Who gets treated at commission on cancer-approved programs and does it make a difference in survival?

Abstract

114 Background: Commission on Cancer (CoC) approval has promoted improvements in cancer care in the United States. The purpose of this study is to determine if there are differences in who is treated at CoC approved versus non-approved sites and if CoC approval is associated with survival. Methods: We examined 130,655 cases of stages I-IV first primary female invasive breast cancer from the California Cancer Registry diagnosed between 2000-2010. Odds ratios (95% CI) adjusted for stage, age, grade, year of diagnosis, and ER/PR/HER2 were computed to determine if there were differences by race: white, black, Hispanic, Asian/Pacific Islander (API) and American Indian (AI); SES (low, intermediate, high) or location (urban versus rural) in the likelihood of treatment at CoC sites.
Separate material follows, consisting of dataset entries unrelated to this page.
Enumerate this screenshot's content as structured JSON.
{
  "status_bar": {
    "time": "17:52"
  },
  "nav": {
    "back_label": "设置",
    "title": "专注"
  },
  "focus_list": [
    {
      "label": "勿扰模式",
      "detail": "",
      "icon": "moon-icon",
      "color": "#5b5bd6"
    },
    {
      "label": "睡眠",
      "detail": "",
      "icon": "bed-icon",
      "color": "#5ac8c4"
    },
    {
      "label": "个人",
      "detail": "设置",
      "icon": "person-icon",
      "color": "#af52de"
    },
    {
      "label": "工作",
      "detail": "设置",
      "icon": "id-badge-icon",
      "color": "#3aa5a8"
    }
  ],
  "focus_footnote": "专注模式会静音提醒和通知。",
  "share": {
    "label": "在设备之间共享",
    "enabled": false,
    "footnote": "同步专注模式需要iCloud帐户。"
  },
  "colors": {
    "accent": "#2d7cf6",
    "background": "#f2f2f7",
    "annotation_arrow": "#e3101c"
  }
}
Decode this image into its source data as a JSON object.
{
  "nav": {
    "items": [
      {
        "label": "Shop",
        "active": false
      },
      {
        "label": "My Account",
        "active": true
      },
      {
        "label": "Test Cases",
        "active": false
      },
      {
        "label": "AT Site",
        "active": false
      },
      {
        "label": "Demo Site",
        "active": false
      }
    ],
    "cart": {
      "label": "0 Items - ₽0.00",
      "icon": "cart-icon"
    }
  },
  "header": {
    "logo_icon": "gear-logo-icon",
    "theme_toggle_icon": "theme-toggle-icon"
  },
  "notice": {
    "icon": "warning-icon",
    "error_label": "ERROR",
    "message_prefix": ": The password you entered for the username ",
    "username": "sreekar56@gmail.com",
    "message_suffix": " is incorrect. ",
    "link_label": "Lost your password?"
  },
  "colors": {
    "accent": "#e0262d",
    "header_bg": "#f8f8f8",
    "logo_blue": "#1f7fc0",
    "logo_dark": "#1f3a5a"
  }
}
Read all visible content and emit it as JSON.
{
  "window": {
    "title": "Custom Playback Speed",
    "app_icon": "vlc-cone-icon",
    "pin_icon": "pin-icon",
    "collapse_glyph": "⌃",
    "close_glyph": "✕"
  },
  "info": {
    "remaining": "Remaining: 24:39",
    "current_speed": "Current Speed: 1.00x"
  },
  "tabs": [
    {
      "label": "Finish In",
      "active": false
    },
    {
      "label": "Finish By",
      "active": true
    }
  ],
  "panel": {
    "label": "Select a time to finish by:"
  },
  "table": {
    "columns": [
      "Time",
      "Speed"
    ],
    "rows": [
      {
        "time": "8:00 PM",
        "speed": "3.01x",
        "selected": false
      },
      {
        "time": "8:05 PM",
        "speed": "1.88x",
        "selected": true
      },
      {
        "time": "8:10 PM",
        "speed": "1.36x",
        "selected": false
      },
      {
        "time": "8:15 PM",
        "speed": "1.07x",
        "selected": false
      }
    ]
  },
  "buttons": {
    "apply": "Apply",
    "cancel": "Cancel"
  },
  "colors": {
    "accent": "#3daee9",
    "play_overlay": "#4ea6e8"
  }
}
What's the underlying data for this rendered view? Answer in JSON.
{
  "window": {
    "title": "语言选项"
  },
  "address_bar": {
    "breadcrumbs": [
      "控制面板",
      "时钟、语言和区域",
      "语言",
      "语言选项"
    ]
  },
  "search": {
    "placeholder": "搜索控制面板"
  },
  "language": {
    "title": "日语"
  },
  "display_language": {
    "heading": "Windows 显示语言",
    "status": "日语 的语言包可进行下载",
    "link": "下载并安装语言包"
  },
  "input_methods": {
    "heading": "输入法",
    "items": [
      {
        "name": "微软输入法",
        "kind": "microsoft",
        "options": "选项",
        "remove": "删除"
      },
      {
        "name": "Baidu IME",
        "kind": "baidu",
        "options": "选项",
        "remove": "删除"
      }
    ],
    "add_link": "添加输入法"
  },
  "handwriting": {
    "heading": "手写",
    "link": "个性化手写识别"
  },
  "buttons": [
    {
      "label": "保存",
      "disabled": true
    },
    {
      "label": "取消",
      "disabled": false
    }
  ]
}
Cox regression was used to assess the risk of cancer specific mortality at CoC approved versus non-approved sites. Results: CoC-approved hospitals were more likely to be urban (89%) than rural (11.2%). Race and SES were associated with being treated at CoC sites. In the lowest SES group, blacks (OR=0.82; 95% CI=0.77, 0.89) and Hispanics (OR=0.90; 95%CI=0.86, 0.95) were less likely than whites to be treated at CoC sites. Similar ORs were seen in the intermediate SES group for blacks and Hispanics. In the highest SES stratum, blacks (OR=0.67; 95%CI=0.62, 0.74), Hispanics (OR=0.76; 95%CI=0.72,0.81), and APIs (OR=0.79; 95%CI=0.75,0.83) were less likely to be treated at CoC sites. Unadjusted survival was better for CoC sites (87% vs 85%). For Stage I, only whites treated at CoC approved sites had decreased risk of mortality (HR=0.86; 95%CI=0.79, 0.95). For Stage 2, whites (HR=0.87; 95%CI=0.82, 0.93) and APIs (HR=0.71; 95%CI=0.59, 0.86) had decreased risk of mortality. Blacks (HR=0.82; 95%CI=0.70,0.99) had slightly decreased risk of mortality. For stages III and IV, no difference in risk of mortality was apparent for any race at CoC-approved sites. Conclusions: Patients treated at CoC approved sites vary by race/ethnicity and SES. While the risk of mortality is reduced for some race/ethnicities in Stages 1 and 2 when treated at CoC-approved sites, for stages III and IV patients, CoC-approval does not make a difference in risk of mortality.